The 114th Congress convened on January 6. The Republican majority has stated its intent to return to "regular order." Regular order would involve the passage of individual spending bills through a process that has been absent in recent years.

House Budget Committee Chairman Tom Price (R-Ga.) hopes to pass a budget resolution with the Senate that balances the budget within 10 years. This budget resolution would be a blueprint for individual appropriations bills and is expected to be complete in spring of 2015.
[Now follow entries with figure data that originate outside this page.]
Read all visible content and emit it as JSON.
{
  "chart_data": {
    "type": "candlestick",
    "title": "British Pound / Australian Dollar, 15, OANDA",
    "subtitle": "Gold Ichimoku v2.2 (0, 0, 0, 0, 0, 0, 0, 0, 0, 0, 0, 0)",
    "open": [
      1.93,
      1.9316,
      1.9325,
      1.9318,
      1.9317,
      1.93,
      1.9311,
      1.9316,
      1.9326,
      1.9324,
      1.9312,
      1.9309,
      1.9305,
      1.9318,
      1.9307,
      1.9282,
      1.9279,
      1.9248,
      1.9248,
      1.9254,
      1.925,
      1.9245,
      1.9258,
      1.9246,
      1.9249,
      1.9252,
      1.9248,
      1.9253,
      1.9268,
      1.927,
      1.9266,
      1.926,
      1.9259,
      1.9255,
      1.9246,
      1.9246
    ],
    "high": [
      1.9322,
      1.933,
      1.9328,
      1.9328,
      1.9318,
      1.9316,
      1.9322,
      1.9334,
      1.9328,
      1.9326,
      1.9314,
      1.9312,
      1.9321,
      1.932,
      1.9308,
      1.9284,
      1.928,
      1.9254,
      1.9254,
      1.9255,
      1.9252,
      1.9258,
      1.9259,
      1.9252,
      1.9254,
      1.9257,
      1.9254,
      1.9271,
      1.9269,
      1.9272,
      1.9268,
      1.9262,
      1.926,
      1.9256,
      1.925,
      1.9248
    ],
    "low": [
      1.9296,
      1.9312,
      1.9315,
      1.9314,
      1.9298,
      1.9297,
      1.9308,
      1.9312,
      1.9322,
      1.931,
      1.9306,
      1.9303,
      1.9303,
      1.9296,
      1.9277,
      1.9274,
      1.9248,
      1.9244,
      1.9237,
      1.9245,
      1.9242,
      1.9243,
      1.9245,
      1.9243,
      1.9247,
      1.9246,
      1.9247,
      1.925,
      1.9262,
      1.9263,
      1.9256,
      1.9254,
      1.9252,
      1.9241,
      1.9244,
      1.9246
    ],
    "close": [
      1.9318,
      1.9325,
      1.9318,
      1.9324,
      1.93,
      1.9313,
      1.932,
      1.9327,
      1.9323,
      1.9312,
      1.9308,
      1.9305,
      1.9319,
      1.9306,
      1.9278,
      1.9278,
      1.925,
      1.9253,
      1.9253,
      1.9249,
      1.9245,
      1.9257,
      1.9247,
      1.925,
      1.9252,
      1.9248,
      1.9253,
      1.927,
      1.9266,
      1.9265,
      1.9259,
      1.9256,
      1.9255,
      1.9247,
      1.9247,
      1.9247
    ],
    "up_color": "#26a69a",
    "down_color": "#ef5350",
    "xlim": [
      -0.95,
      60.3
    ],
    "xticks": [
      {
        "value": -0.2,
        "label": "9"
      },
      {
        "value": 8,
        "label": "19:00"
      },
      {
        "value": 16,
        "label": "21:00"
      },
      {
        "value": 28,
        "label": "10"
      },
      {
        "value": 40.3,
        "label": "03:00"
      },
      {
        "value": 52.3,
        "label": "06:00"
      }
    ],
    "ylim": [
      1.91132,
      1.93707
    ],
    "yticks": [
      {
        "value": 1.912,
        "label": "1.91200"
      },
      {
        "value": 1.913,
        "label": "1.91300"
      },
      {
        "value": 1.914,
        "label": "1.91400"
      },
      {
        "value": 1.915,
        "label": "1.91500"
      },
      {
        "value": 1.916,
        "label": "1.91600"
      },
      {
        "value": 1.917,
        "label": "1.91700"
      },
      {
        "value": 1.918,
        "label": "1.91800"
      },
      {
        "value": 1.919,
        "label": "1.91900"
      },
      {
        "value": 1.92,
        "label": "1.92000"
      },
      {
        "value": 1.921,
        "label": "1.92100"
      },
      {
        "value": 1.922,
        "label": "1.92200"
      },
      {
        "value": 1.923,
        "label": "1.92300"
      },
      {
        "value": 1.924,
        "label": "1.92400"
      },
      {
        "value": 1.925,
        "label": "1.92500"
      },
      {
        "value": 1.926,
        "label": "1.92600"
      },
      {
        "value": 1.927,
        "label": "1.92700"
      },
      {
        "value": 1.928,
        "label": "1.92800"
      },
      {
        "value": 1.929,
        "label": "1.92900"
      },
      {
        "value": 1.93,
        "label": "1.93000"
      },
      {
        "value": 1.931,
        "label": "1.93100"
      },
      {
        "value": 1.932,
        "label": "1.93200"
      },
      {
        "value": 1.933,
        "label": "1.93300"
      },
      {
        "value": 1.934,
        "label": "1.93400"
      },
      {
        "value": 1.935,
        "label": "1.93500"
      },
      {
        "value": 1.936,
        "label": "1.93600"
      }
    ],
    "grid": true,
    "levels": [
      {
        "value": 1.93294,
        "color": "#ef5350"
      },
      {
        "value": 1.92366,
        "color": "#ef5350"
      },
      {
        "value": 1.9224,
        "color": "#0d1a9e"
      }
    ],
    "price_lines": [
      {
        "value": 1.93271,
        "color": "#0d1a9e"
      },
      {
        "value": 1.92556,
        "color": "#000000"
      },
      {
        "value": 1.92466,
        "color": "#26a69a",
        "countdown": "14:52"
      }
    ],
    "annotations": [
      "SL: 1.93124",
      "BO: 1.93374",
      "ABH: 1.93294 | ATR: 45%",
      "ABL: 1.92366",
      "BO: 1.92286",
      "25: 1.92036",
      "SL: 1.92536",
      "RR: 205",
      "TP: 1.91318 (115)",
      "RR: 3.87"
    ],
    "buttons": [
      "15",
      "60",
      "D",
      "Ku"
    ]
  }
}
The debt limit was last addressed in February 2014 and is suspended until March 15, 2015. However, the government could use tax receipts and intergovernmental payments to avoid default for several months past this date – perhaps as late as August 2015. This would allow the new Republican majority most of the year to dodge a substantial partisan debate. Negotiations regarding the debt limit provide both parties an opportunity to impact budgetary items. While the most recent increase to the debt limit had no conditions attached to it, in the past Democrats have resisted Republican efforts to attach spending cuts to the debt limit.

The 2011 debt-ceiling deal set caps on spending for the next decade. These spending cuts are known as sequestration and were agreed upon in order to reduce the rate of growth of federal spending through 2021. The cuts were divided evenly between defense and nondefense discretionary spending.

In December 2013, the Bipartisan Budget Act of 2013 established an overall government funding cap of $1.014 trillion. The budget agreement authorized an increase in discretionary spending for fiscal year (FY) 2014 and FY 2015, easing the sequestration cuts for those years. The law raised these sequestration caps for FY 2014 and FY 2015 in exchange for requiring the president to sequester the same percentage of mandatory budgetary resources in 2022 and 2023 as will be sequestered in 2021 under current law.

This year's omnibus spending bill sets discretionary spending through September 2015 and raises the overall spending level to more than $1.1 trillion. The overall spending increase is a result of budgetary loopholes exempting items like emergency spending to fund Ebola virus policies from the cap set by the Bipartisan Budget Act.

FY 2016 begins on October 1, 2015 at which point, the full cuts from sequestration will be implemented unless Congress agrees on a way to mitigate them. Funding for discretionary spending will stay relatively flat, though purchasing power is decreased when inflation is taken into account. It is expected that it will become increasingly difficult for Congress to abide by the discretionary spending caps as each year passes.

Some Republicans have discussed the possibility of redistributing the cuts to increase money for military spending or using savings from changes to mandatory programs, such as Medicare or Medicaid, in order to increase the defense budget. Democrats continue to insist upon the even distribution of cuts between defense and non-defense spending. While Republicans will hold the majority in both chambers of Congress, Republicans will still need the support of at least six Democrats or Independents to pass spending bills in the Senate.